Desde o nascimento dos gêmeos, há 6 anos, Ester não vê os pais. Apesar de não terem nada definido, a expectativa é que em 2019 a família trabalhe em uma chácara perto da cidade, para que as crianças possam estudar e a filha mais velha faça faculdade de medicina veterinária.
"Minha família está esperando a gente para o ano novo. Vamos chegar lá para ver. Estão planejando, estou empolgada. Estou muito feliz pelo tempo que não via eles. Eu gosto de Juína, não vou dizer que não tenho boas lembranças, mas perto da família é bem melhor. Não sei se vou me sentir completa. Não sinto medo, mas é um recomeço", disse.
Amor à distância
Sentado na plataforma oposta a de Ester, o barbeiro Rafael Caetano, 24, esperava seu 2º ônibus com destino ao Rio de Janeiro, sua cidade natal. Há 2 meses, ele largou tudo para encontrar uma mulher que conheceu pela internet em Vilhena, Rondônia. Sem ter se acostumado com o clima pacato do Município, o barbeiro decidiu voltar para casa.
"Eu conheci essa pessoa através do meu irmão. Ela curtiu uma foto minha que publiquei com ele. Eu fui lá e pedi o 'zap' dela. Meu irmão já conhecia ela. Fiquei conversando com ela por 2 meses e decidi ver ela. Eu vim porque ela tinha medo do Rio", explicou.
Autônomo, ele abandonou seu salão e separou o dinheiro que havia economizado ao longo de vários anos de trabalho para embarcar rumo à cidade desconhecida. O que atraiu Rafael foi a "humildade" da amada. Nos 2 meses em que ficaram juntos, o barbeiro trabalhou em um salão de Vilhena e conheceu pontos turísticos, mas não foi o suficiente para que tivesse vontade de ficar.
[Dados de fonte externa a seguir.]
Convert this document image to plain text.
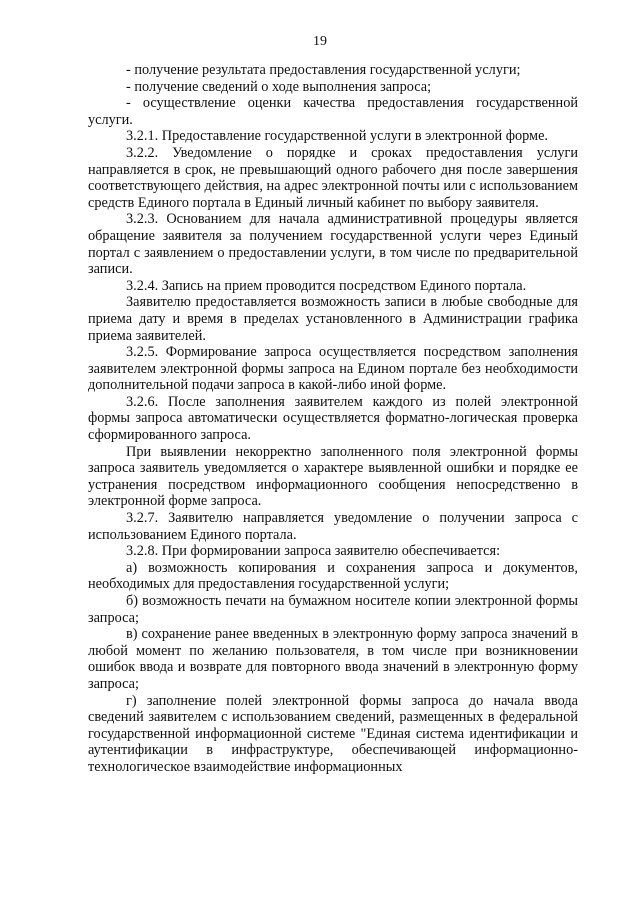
19

- получение результата предоставления государственной услуги;

- получение сведений о ходе выполнения запроса;

- осуществление оценки качества предоставления государственной услуги.

3.2.1. Предоставление государственной услуги в электронной форме.

3.2.2. Уведомление о порядке и сроках предоставления услуги направляется в срок, не превышающий одного рабочего дня после завершения соответствующего действия, на адрес электронной почты или с использованием средств Единого портала в Единый личный кабинет по выбору заявителя.

3.2.3. Основанием для начала административной процедуры является обращение заявителя за получением государственной услуги через Единый портал с заявлением о предоставлении услуги, в том числе по предварительной записи.

3.2.4. Запись на прием проводится посредством Единого портала.

Заявителю предоставляется возможность записи в любые свободные для приема дату и время в пределах установленного в Администрации графика приема заявителей.

3.2.5. Формирование запроса осуществляется посредством заполнения заявителем электронной формы запроса на Едином портале без необходимости дополнительной подачи запроса в какой-либо иной форме.

3.2.6. После заполнения заявителем каждого из полей электронной формы запроса автоматически осуществляется форматно-логическая проверка сформированного запроса.

При выявлении некорректно заполненного поля электронной формы запроса заявитель уведомляется о характере выявленной ошибки и порядке ее устранения посредством информационного сообщения непосредственно в электронной форме запроса.

3.2.7. Заявителю направляется уведомление о получении запроса с использованием Единого портала.

3.2.8. При формировании запроса заявителю обеспечивается:

а) возможность копирования и сохранения запроса и документов, необходимых для предоставления государственной услуги;

б) возможность печати на бумажном носителе копии электронной формы запроса;

в) сохранение ранее введенных в электронную форму запроса значений в любой момент по желанию пользователя, в том числе при возникновении ошибок ввода и возврате для повторного ввода значений в электронную форму запроса;

г) заполнение полей электронной формы запроса до начала ввода сведений заявителем с использованием сведений, размещенных в федеральной государственной информационной системе "Единая система идентификации и аутентификации в инфраструктуре, обеспечивающей информационно-технологическое взаимодействие информационных
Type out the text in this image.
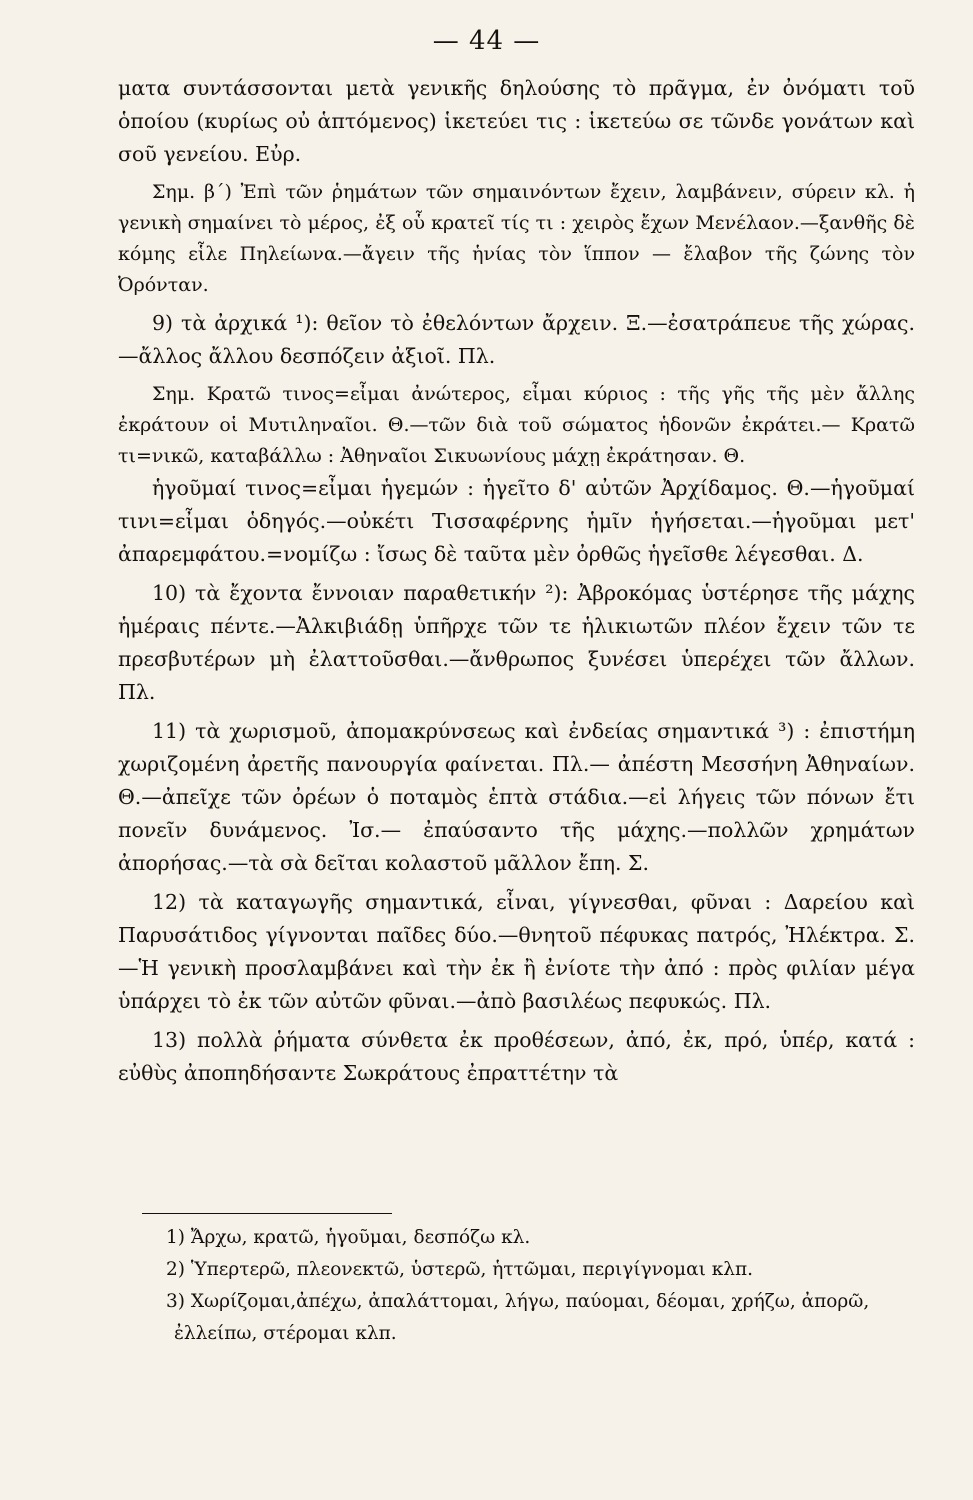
— 44 —

ματα συντάσσονται μετὰ γενικῆς δηλούσης τὸ πρᾶγμα, ἐν ὀνόματι τοῦ ὁποίου (κυρίως οὐ ἁπτόμενος) ἱκετεύει τις : ἱκετεύω σε τῶνδε γονάτων καὶ σοῦ γενείου. Εὐρ.

Σημ. β΄) Ἐπὶ τῶν ῥημάτων τῶν σημαινόντων ἔχειν, λαμβάνειν, σύρειν κλ. ἡ γενικὴ σημαίνει τὸ μέρος, ἐξ οὗ κρατεῖ τίς τι : χειρὸς ἔχων Μενέλαον.—ξανθῆς δὲ κόμης εἷλε Πηλείωνα.—ἄγειν τῆς ἡνίας τὸν ἵππον — ἔλαβον τῆς ζώνης τὸν Ὀρόνταν.

9) τὰ ἀρχικά ¹): θεῖον τὸ ἐθελόντων ἄρχειν. Ξ.—ἐσατράπευε τῆς χώρας.—ἄλλος ἄλλου δεσπόζειν ἀξιοῖ. Πλ.

Σημ. Κρατῶ τινος=εἶμαι ἀνώτερος, εἶμαι κύριος : τῆς γῆς τῆς μὲν ἄλλης ἐκράτουν οἱ Μυτιληναῖοι. Θ.—τῶν διὰ τοῦ σώματος ἡδονῶν ἐκράτει.— Κρατῶ τι=νικῶ, καταβάλλω : Ἀθηναῖοι Σικυωνίους μάχῃ ἐκράτησαν. Θ.

ἡγοῦμαί τινος=εἶμαι ἡγεμών : ἡγεῖτο δ' αὐτῶν Ἀρχίδαμος. Θ.—ἡγοῦμαί τινι=εἶμαι ὁδηγός.—οὐκέτι Τισσαφέρνης ἡμῖν ἡγήσεται.—ἡγοῦμαι μετ' ἀπαρεμφάτου.=νομίζω : ἴσως δὲ ταῦτα μὲν ὀρθῶς ἡγεῖσθε λέγεσθαι. Δ.

10) τὰ ἔχοντα ἔννοιαν παραθετικήν ²): Ἀβροκόμας ὑστέρησε τῆς μάχης ἡμέραις πέντε.—Ἀλκιβιάδῃ ὑπῆρχε τῶν τε ἡλικιωτῶν πλέον ἔχειν τῶν τε πρεσβυτέρων μὴ ἐλαττοῦσθαι.—ἄνθρωπος ξυνέσει ὑπερέχει τῶν ἄλλων. Πλ.

11) τὰ χωρισμοῦ, ἀπομακρύνσεως καὶ ἐνδείας σημαντικά ³) : ἐπιστήμη χωριζομένη ἀρετῆς πανουργία φαίνεται. Πλ.— ἀπέστη Μεσσήνη Ἀθηναίων. Θ.—ἀπεῖχε τῶν ὀρέων ὁ ποταμὸς ἑπτὰ στάδια.—εἰ λήγεις τῶν πόνων ἔτι πονεῖν δυνάμενος. Ἰσ.— ἐπαύσαντο τῆς μάχης.—πολλῶν χρημάτων ἀπορήσας.—τὰ σὰ δεῖται κολαστοῦ μᾶλλον ἔπη. Σ.

12) τὰ καταγωγῆς σημαντικά, εἶναι, γίγνεσθαι, φῦναι : Δαρείου καὶ Παρυσάτιδος γίγνονται παῖδες δύο.—θνητοῦ πέφυκας πατρός, Ἠλέκτρα. Σ.—Ἡ γενικὴ προσλαμβάνει καὶ τὴν ἐκ ἢ ἐνίοτε τὴν ἀπό : πρὸς φιλίαν μέγα ὑπάρχει τὸ ἐκ τῶν αὐτῶν φῦναι.—ἀπὸ βασιλέως πεφυκώς. Πλ.

13) πολλὰ ῥήματα σύνθετα ἐκ προθέσεων, ἀπό, ἐκ, πρό, ὑπέρ, κατά : εὐθὺς ἀποπηδήσαντε Σωκράτους ἐπραττέτην τὰ

1) Ἄρχω, κρατῶ, ἡγοῦμαι, δεσπόζω κλ.

2) Ὑπερτερῶ, πλεονεκτῶ, ὑστερῶ, ἡττῶμαι, περιγίγνομαι κλπ.

3) Χωρίζομαι,ἀπέχω, ἀπαλάττομαι, λήγω, παύομαι, δέομαι, χρήζω, ἀπορῶ, ἐλλείπω, στέρομαι κλπ.
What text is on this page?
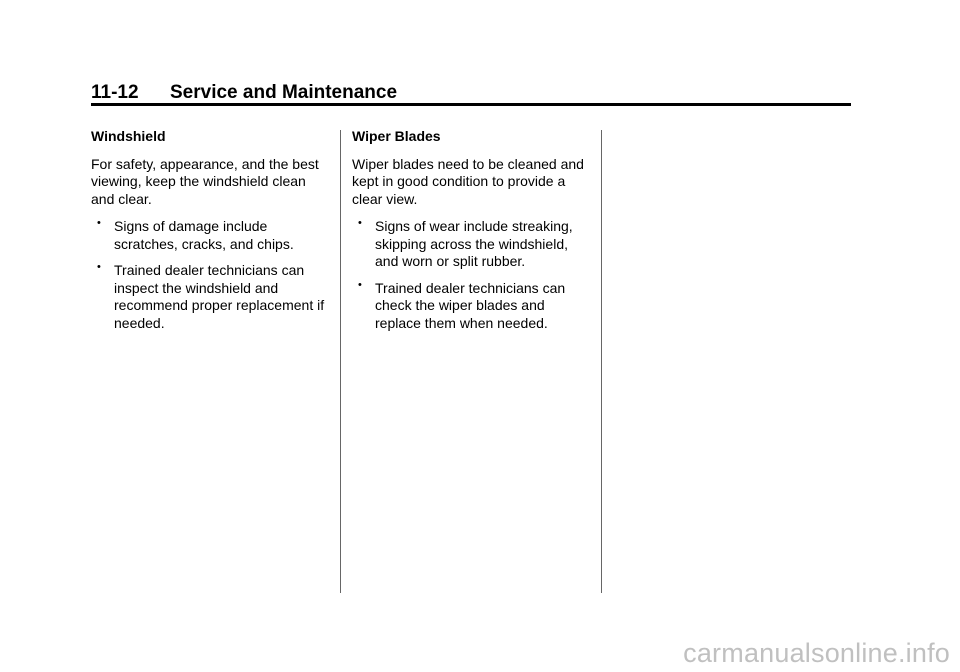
11-12 Service and Maintenance
Windshield

For safety, appearance, and the best viewing, keep the windshield clean and clear.

• Signs of damage include scratches, cracks, and chips.
• Trained dealer technicians can inspect the windshield and recommend proper replacement if needed.
Wiper Blades

Wiper blades need to be cleaned and kept in good condition to provide a clear view.

• Signs of wear include streaking, skipping across the windshield, and worn or split rubber.
• Trained dealer technicians can check the wiper blades and replace them when needed.
carmanualsonline.info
"Eu gostei um pouco dela, mas para mim o lugar não é agradável. Sou acostumado com um ritmo mais rápido. Eu gosto de curtir balada e ela não gosta muito. Ela não consegue nem acompanhar meu jeito de falar, diz que falo com gíria", pontua ele sobre as diferenças que o motivaram a voltar para o Rio de Janeiro.
O tempo em que ficou em Rondônia, contudo, não foi o suficiente para conhecer tudo sobre a mulher. Apesar de ter morado na casa dela, Rafael não descobriu qual era a sua profissão. Os planos para o futuro agora consistem em fazer com que ela vá visitá-lo no Rio de Janeiro.
"Ela vai ter que ir. Já disse que se ela me quisesse até viria buscar ela, sem problema nenhum. Já fiz muito para isso dar certo, agora é a vez dela. Eu já me desdobrei, já fiz um sacrifício. Ela falou que nunca ninguém tinha feito isso por ela, vir de tão longe assim. Eu praticamente atravessei o Brasil", finalizou.